5. The method according to claim 4, characterized in that, The comprehensive feature information also includes the texture median; the step of determining the light proportion adjustment information of the cable region based on the texture feature value includes: The texture missing ratio of the sampled information is determined based on the ratio of the texture feature value to the texture median; the ratio is inversely correlated with the texture missing ratio. Based on the texture loss ratio, determine the light ratio adjustment information for the cable area.
6. The method according to claim 1, characterized in that, The acquisition of multi-frame sampling information collected for the cable area includes: Perform area detection on the cable area to determine the sampling range for sampling the cable area; Sampling is performed according to the sampling range to obtain multiple frames of sampling information collected for the cable area.

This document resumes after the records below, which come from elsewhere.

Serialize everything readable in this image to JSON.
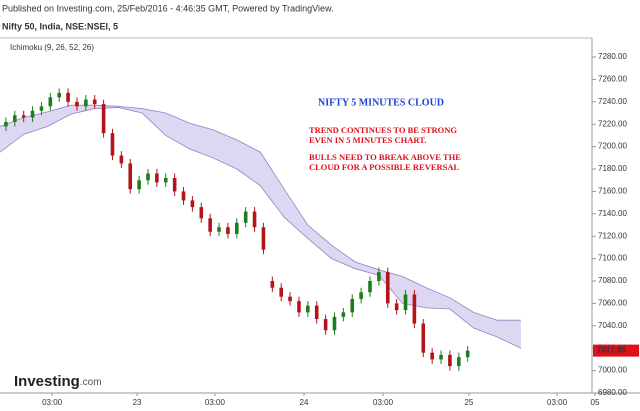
{
  "chart_data": {
    "type": "candlestick",
    "title": "Published on Investing.com, 25/Feb/2016 - 4:46:35 GMT, Powered by TradingView.",
    "subtitle": "Nifty 50, India, NSE:NSEI, 5",
    "indicator": "Ichimoku (9, 26, 52, 26)",
    "annotations": [
      "NIFTY 5 MINUTES CLOUD",
      "TREND CONTINUES TO BE STRONG",
      "EVEN IN 5 MINUTES CHART.",
      "BULLS NEED TO BREAK ABOVE THE",
      "CLOUD FOR A POSSIBLE REVERSAL"
    ],
    "logo": [
      "Investing",
      ".com"
    ],
    "up_color": "#1e7d1e",
    "down_color": "#b3141a",
    "x": [
      2,
      5,
      8,
      11,
      14,
      17,
      20,
      23,
      26,
      29,
      32,
      35,
      38,
      41,
      44,
      47,
      50,
      53,
      56,
      59,
      62,
      65,
      68,
      71,
      74,
      77,
      80,
      83,
      86,
      89,
      92,
      95,
      98,
      101,
      104,
      107,
      110,
      113,
      116,
      119,
      122,
      125,
      128,
      131,
      134,
      137,
      140,
      143,
      146,
      149,
      152,
      155,
      158
    ],
    "open": [
      7218,
      7222,
      7228,
      7226,
      7232,
      7236,
      7244,
      7248,
      7240,
      7236,
      7242,
      7238,
      7212,
      7192,
      7185,
      7162,
      7170,
      7176,
      7168,
      7172,
      7160,
      7152,
      7146,
      7136,
      7124,
      7128,
      7122,
      7132,
      7142,
      7128,
      7080,
      7074,
      7066,
      7062,
      7052,
      7058,
      7046,
      7036,
      7048,
      7052,
      7064,
      7070,
      7080,
      7088,
      7060,
      7054,
      7068,
      7042,
      7016,
      7010,
      7014,
      7004,
      7012
    ],
    "high": [
      7226,
      7232,
      7232,
      7236,
      7240,
      7248,
      7252,
      7252,
      7244,
      7246,
      7246,
      7242,
      7216,
      7196,
      7189,
      7174,
      7180,
      7180,
      7176,
      7176,
      7164,
      7156,
      7150,
      7140,
      7132,
      7132,
      7136,
      7146,
      7146,
      7132,
      7084,
      7078,
      7070,
      7066,
      7062,
      7062,
      7050,
      7052,
      7056,
      7068,
      7074,
      7084,
      7092,
      7092,
      7064,
      7072,
      7072,
      7046,
      7020,
      7018,
      7018,
      7016,
      7022
    ],
    "low": [
      7214,
      7218,
      7222,
      7222,
      7228,
      7232,
      7240,
      7236,
      7232,
      7232,
      7234,
      7208,
      7188,
      7181,
      7158,
      7158,
      7166,
      7164,
      7164,
      7156,
      7148,
      7142,
      7132,
      7120,
      7120,
      7118,
      7118,
      7128,
      7124,
      7104,
      7070,
      7062,
      7058,
      7048,
      7048,
      7042,
      7032,
      7032,
      7044,
      7048,
      7060,
      7066,
      7076,
      7056,
      7050,
      7050,
      7038,
      7012,
      7006,
      7006,
      7000,
      7000,
      7008
    ],
    "close": [
      7222,
      7228,
      7226,
      7232,
      7236,
      7244,
      7248,
      7240,
      7236,
      7242,
      7238,
      7212,
      7192,
      7185,
      7162,
      7170,
      7176,
      7168,
      7172,
      7160,
      7152,
      7146,
      7136,
      7124,
      7128,
      7122,
      7132,
      7142,
      7128,
      7108,
      7074,
      7066,
      7062,
      7052,
      7058,
      7046,
      7036,
      7048,
      7052,
      7064,
      7070,
      7080,
      7088,
      7060,
      7054,
      7068,
      7042,
      7016,
      7010,
      7014,
      7004,
      7012,
      7017.85
    ],
    "cloud": {
      "color": "#d9d4ef",
      "line_color": "#9b7fc4",
      "x": [
        0,
        8,
        16,
        24,
        32,
        40,
        48,
        56,
        64,
        72,
        80,
        88,
        96,
        104,
        112,
        120,
        128,
        136,
        144,
        152,
        160,
        168,
        176
      ],
      "upper": [
        7218,
        7226,
        7231,
        7237,
        7237,
        7236,
        7234,
        7230,
        7221,
        7215,
        7206,
        7195,
        7162,
        7130,
        7112,
        7097,
        7090,
        7084,
        7074,
        7065,
        7052,
        7045,
        7045
      ],
      "lower": [
        7195,
        7211,
        7218,
        7229,
        7234,
        7235,
        7230,
        7210,
        7198,
        7190,
        7180,
        7165,
        7137,
        7118,
        7100,
        7091,
        7085,
        7060,
        7056,
        7055,
        7038,
        7030,
        7020
      ]
    },
    "xlim": [
      0,
      200
    ],
    "ylim": [
      6980,
      7297
    ],
    "xticks": [
      {
        "value": 17.6,
        "label": "03:00"
      },
      {
        "value": 46.3,
        "label": "23"
      },
      {
        "value": 72.6,
        "label": "03:00"
      },
      {
        "value": 102.7,
        "label": "24"
      },
      {
        "value": 129.4,
        "label": "03:00"
      },
      {
        "value": 158.4,
        "label": "25"
      },
      {
        "value": 188.2,
        "label": "03:00"
      },
      {
        "value": 201,
        "label": "05"
      }
    ],
    "yticks": [
      {
        "value": 6980,
        "label": "6980.00"
      },
      {
        "value": 7000,
        "label": "7000.00"
      },
      {
        "value": 7020,
        "label": "7020.00"
      },
      {
        "value": 7040,
        "label": "7040.00"
      },
      {
        "value": 7060,
        "label": "7060.00"
      },
      {
        "value": 7080,
        "label": "7080.00"
      },
      {
        "value": 7100,
        "label": "7100.00"
      },
      {
        "value": 7120,
        "label": "7120.00"
      },
      {
        "value": 7140,
        "label": "7140.00"
      },
      {
        "value": 7160,
        "label": "7160.00"
      },
      {
        "value": 7180,
        "label": "7180.00"
      },
      {
        "value": 7200,
        "label": "7200.00"
      },
      {
        "value": 7220,
        "label": "7220.00"
      },
      {
        "value": 7240,
        "label": "7240.00"
      },
      {
        "value": 7260,
        "label": "7260.00"
      },
      {
        "value": 7280,
        "label": "7280.00"
      }
    ],
    "grid": false
  }
}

7. A visual adjustment device, characterized in that, The device includes: The sampling information acquisition module is used to acquire multi-frame sampling information collected from the cable area; The feature information extraction module is used to extract comprehensive feature information of the cable region based on the sampling information. The information analysis module is used to perform visual feature analysis on the cable region based on the sampling information for each frame, and obtain visual feature information of the cable region corresponding to the sampling information; The visual accommodation information determination module is used to determine the visual accommodation information of the cable area according to the information difference when the information difference between the visual feature information and the comprehensive feature information does not meet the information difference condition. The visual adjustment module is used to perform visual adjustment on the cable area based on the visual adjustment information, and return to the step of obtaining multi-frame sampling information collected for the cable area until the information difference between each visual feature information and the comprehensive feature information satisfies the information difference condition.

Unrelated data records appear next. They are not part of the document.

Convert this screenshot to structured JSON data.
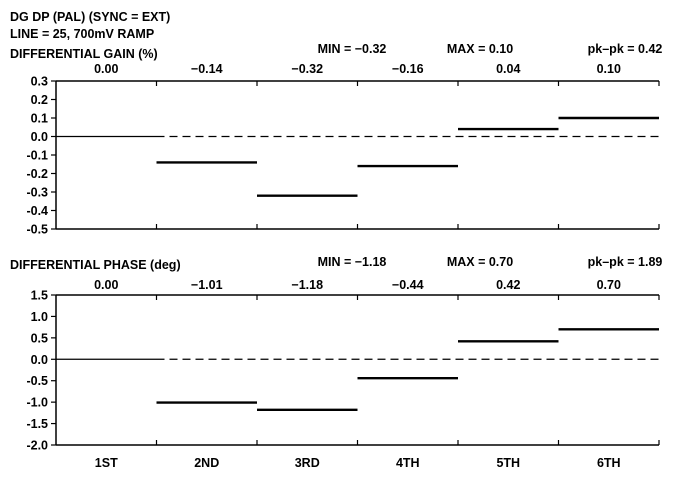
{
  "header": {
    "line1": "DG DP (PAL) (SYNC = EXT)",
    "line2": "LINE = 25, 700mV RAMP"
  },
  "chart_data": [
    {
      "type": "step",
      "title": "DIFFERENTIAL GAIN (%)",
      "categories": [
        "1ST",
        "2ND",
        "3RD",
        "4TH",
        "5TH",
        "6TH"
      ],
      "values": [
        0.0,
        -0.14,
        -0.32,
        -0.16,
        0.04,
        0.1
      ],
      "value_labels": [
        "0.00",
        "−0.14",
        "−0.32",
        "−0.16",
        "0.04",
        "0.10"
      ],
      "stats": {
        "min": "MIN = −0.32",
        "max": "MAX = 0.10",
        "pkpk": "pk–pk = 0.42"
      },
      "ylim": [
        -0.5,
        0.3
      ],
      "yticks": [
        0.3,
        0.2,
        0.1,
        0.0,
        -0.1,
        -0.2,
        -0.3,
        -0.4,
        -0.5
      ],
      "ytick_labels": [
        "0.3",
        "0.2",
        "0.1",
        "0.0",
        "-0.1",
        "-0.2",
        "-0.3",
        "-0.4",
        "-0.5"
      ],
      "zero_line": "dashed"
    },
    {
      "type": "step",
      "title": "DIFFERENTIAL PHASE (deg)",
      "categories": [
        "1ST",
        "2ND",
        "3RD",
        "4TH",
        "5TH",
        "6TH"
      ],
      "values": [
        0.0,
        -1.01,
        -1.18,
        -0.44,
        0.42,
        0.7
      ],
      "value_labels": [
        "0.00",
        "−1.01",
        "−1.18",
        "−0.44",
        "0.42",
        "0.70"
      ],
      "stats": {
        "min": "MIN = −1.18",
        "max": "MAX = 0.70",
        "pkpk": "pk–pk = 1.89"
      },
      "ylim": [
        -2.0,
        1.5
      ],
      "yticks": [
        1.5,
        1.0,
        0.5,
        0.0,
        -0.5,
        -1.0,
        -1.5,
        -2.0
      ],
      "ytick_labels": [
        "1.5",
        "1.0",
        "0.5",
        "0.0",
        "-0.5",
        "-1.0",
        "-1.5",
        "-2.0"
      ],
      "zero_line": "dashed"
    }
  ]
}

8. A computer device comprising a memory and a processor, wherein the memory stores a computer program, characterized in that, When the processor executes the computer program, it implements the steps of the method according to any one of claims 1 to 6.
9. A computer-readable storage medium having a computer program stored thereon, characterized in that, When the computer program is executed by a processor, it implements the steps of the method according to any one of claims 1 to 6.
10. A computer program product, comprising a computer program, characterized in that, When the computer program is executed by a processor, it implements the steps of the method according to any one of claims 1 to 6.